Ce qui caractérisaient les nouveaux philosophes, c’était d’avoir été mai-soixantuitard avant de critiquer mai 68, maoïste avant de fustiger Mao, Gauchiste avant de rallier la pensée réactionnaire. C’est un peu comme si leur aptitude à avoir raison, selon eux, se mesurait proportionnellement à leur rétropédalage. J’ai « beaucoup raison » parce que je me suis beaucoup trompé: je sais de quoi je parle, donc. De fait, à cette aune là, Bernard Henri Lévy, André Glucksman, Pascal Bruckner, sont les plus grands philosophes du 20e siècle. Nul doute que d’ici quelques années Pascal Bruckner écrira un livre sur la transition climatique, motivé par le fiel de cette culpabilisation sans laquelle il semble incapable de « penser » (si c’est vraiment de pensée qu’il est question).

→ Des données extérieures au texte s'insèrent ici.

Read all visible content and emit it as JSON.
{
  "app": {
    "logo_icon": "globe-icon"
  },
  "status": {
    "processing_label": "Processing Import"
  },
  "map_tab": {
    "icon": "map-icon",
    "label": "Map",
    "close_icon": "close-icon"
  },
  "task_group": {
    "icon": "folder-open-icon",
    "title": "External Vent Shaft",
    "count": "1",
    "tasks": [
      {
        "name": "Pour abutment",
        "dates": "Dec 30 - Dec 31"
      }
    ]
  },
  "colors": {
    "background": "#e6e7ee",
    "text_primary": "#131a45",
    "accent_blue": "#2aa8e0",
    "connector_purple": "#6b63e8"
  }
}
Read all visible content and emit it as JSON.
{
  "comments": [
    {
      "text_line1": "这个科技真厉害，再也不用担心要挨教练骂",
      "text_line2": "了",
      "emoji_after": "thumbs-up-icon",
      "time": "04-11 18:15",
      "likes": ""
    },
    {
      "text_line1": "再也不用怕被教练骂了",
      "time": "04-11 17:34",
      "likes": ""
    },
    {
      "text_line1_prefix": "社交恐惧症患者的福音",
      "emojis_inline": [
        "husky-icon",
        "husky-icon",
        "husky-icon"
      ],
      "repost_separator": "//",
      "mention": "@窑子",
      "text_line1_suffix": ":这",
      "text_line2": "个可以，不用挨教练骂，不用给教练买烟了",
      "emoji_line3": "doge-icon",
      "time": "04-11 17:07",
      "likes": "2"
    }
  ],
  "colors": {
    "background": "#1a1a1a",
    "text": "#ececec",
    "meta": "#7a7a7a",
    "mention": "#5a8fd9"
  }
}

        La déclaration de Greta Thunberg à l’ONU est incroyablement plus adulte tout simplement parce qu’elle recontextualise le développement de l’être humain sur terre. Né en 1948, Pascal Bruckner aura, en 2050, 102 ans. Nous lui souhaitons une longue vie, ne serait-ce que pour lui donner les moyens de mesurer concrètement les degrés de son infantilisme climatique, celui là même dont il accuse Greta Thunberg. Il reste probable qu’à cet âge là, il ne lui reste que peu d’années à vivre. Il n’est par conséquent pas le plus légitimé pour prendre la parole. S’agit-il là d’un argument recevable? Ne seraient habilités à parler du climat que les adolescents d’aujourd’hui, autrement dit les seuls vrais vieillards de la planète? La réponse est évidemment non, mais la virulence des attaques dont Greta Thunberg est victime et la récurrence du motif de sa jeunesse dans ces attaques justifie que l’on pense, ne serait-ce qu’un court moment, à cette perspective inversée.
       
Pensons-y un minimum avant de critiquer la parole adolescente: quelle est ta légitimité, à toi qui aura à faire face à l’un des plus grands défis auquel une génération a jamais été confrontée? Et à toi qui a traversé plusieurs révolutions politiques sans les avoir jamais comprises  et en te trompant systématiquement de partis? Pascal, s’il te plaît! Relis ton homonyme! Renoue avec « ce silence éternel des espaces infinis » et, si possible, abîme toi en lui durablement jusqu’à moins écrire, jusqu’à ne plus du tout parler. Reconvertis toi en donnant des conférences sur des croisières qui durent longtemps et qui sont réservées aux vieux riches.
       
Quelques mots sur le syndrome d’Asperger qu’elle porterait « comme un titre de noblesse » selon Pascal Bruckner. En tant qu’enseignant de philosophie, quand j’ai lu cette formule, il me faut reconnaître que j’ai ressenti comme une honte de pouvoir être associé de quelque biais que ce soit avec ce quinquagénaire prolixe et médiatique, avant de me rendre compte que Michel Onfray, Luc Ferry, Raphaël Enthoven, Alain Finkielkraut (dont tout le monde semble oublier qu’il est agrégé de lettres modernes, il a une maîtrise de philosophie mais la maîtrise n’est pas un diplôme d’habilitation à l’enseignement) sont tous présentés comme « philosophes ». Pourquoi je ne suis pas d’accord avec eux? Pourquoi j’aurais honte d’enseigner une matière dont ils seraient les plus dignes représentants? C’est justement ça: ce n’est pas la même matière: Michel Onfray écrit des pamphlets, Enthoven fait visiter un loft à des universitaires, (s’est-il reconverti dans l’immobilier? Il serait vraiment temps que quelqu’un se décide à acheter), Luc Ferry fait…du Luc Ferry et Finkielkraut dit « taisez-vous! » sur les plateaux de télé. Nous « enseignants », nous apprenons à nos élèves à faire des dissertations et dans les bons jours, nous leur apprenons à étiqueter leurs pensées du nom d’auteurs authentiques, ce n’est pas pareil (et contrairement à ce que tout le monde croit, nous sommes de loin les mieux payés).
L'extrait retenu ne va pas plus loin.